Doch heute fehlt einer in der Runde: Felix. Der ist gerade frisch unglücklich getrennt. Und nachdem er den Abend erfolglos damit verbracht hat, freiwillig aus dem Leben zu scheiden, zieht es ihn zu Oskar und den Jungs.

Zwei unterschiedliche Charaktere prallen aufeinander

Das klingt ja fast so wie die Komödie „Ein seltsames Paar“ mit Walter Matthau und Jack Lemmon (1968). In der Tat hat das Theater Freudenhaus das berühmte Stück ein wenig modernisiert und auf Ruhrpott-Niveau gebracht: Am Samstag, 16. Februar, ist „Ein seltsames Paar“ zurück auf der Bühne und um 20 Uhr im Grend in Essen-Steele zu erleben.

Und ganz wie in der bekannten Boulevard-Komödie ist Felix auch in der Ruhrgebietsfassung mit seiner ausgeprägten Ordnungsphobie und Hypochondrie das vollkommene Gegenteil zu Oskar.

Felix übernimmt die „Regie“

Trotzdem und weil Kumpels sich nun mal in der Not helfen, beschließt Oskar den unglücklichen Felix in seiner Wohnung aufzunehmen.

Das klingt erstmal nicht unbedingt lustig, ist es aber. Denn wenn zwei Männer mit solch ausgeprägten, gegensätzlichen Macken unter einem Dach leben, sind die Konflikte vorprogrammiert und die ständigen Streitereien und Kabbeleien der beiden lassen bei den Zuschauern kein Auge trocken.

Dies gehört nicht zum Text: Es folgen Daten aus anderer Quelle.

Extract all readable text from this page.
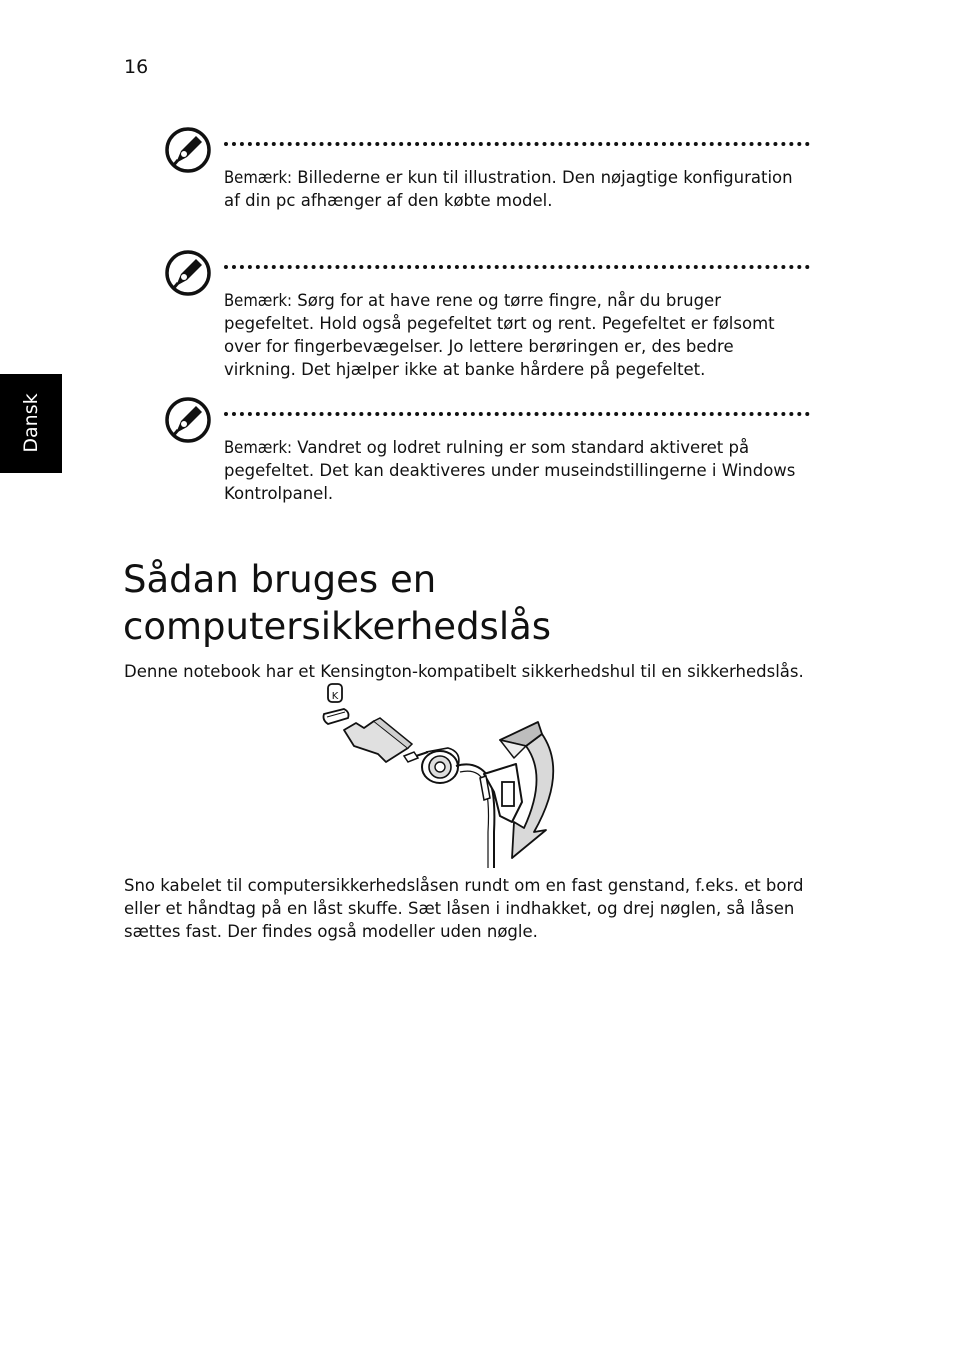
16
Dansk
Bemærk: Billederne er kun til illustration. Den nøjagtige konfiguration af din pc afhænger af den købte model.
Bemærk: Sørg for at have rene og tørre fingre, når du bruger pegefeltet. Hold også pegefeltet tørt og rent. Pegefeltet er følsomt over for fingerbevægelser. Jo lettere berøringen er, des bedre virkning. Det hjælper ikke at banke hårdere på pegefeltet.
Bemærk: Vandret og lodret rulning er som standard aktiveret på pegefeltet. Det kan deaktiveres under museindstillingerne i Windows Kontrolpanel.
Sådan bruges en computersikkerhedslås

Denne notebook har et Kensington-kompatibelt sikkerhedshul til en sikkerhedslås.

K

Sno kabelet til computersikkerhedslåsen rundt om en fast genstand, f.eks. et bord eller et håndtag på en låst skuffe. Sæt låsen i indhakket, og drej nøglen, så låsen sættes fast. Der findes også modeller uden nøgle.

Felix übernimmt schnell die Regie in der „Beziehung“, kauft ein, kocht und putzt. Aber schon bald geht der pingelige Felix mit seinem eigenartigen Putz- und Sauberkeitswahn Oskar auf die Nerven. Ein turbulenter „Ehekrieg“ beginnt...

Komödie hat nichts von ihrem Witz verloren

Das Theater Freudenhaus zeigt, dass die über 50 Jahre alte Komödie nichts von ihrem Witz verloren hat.

Der Eintritt kostet 19 Euro. Karten gibt es im Theater Freudenhaus im Grend, Westfalenstraße 311, Telefon 0201/85 13 230, sowie online auf www.theater-freudenhaus.de.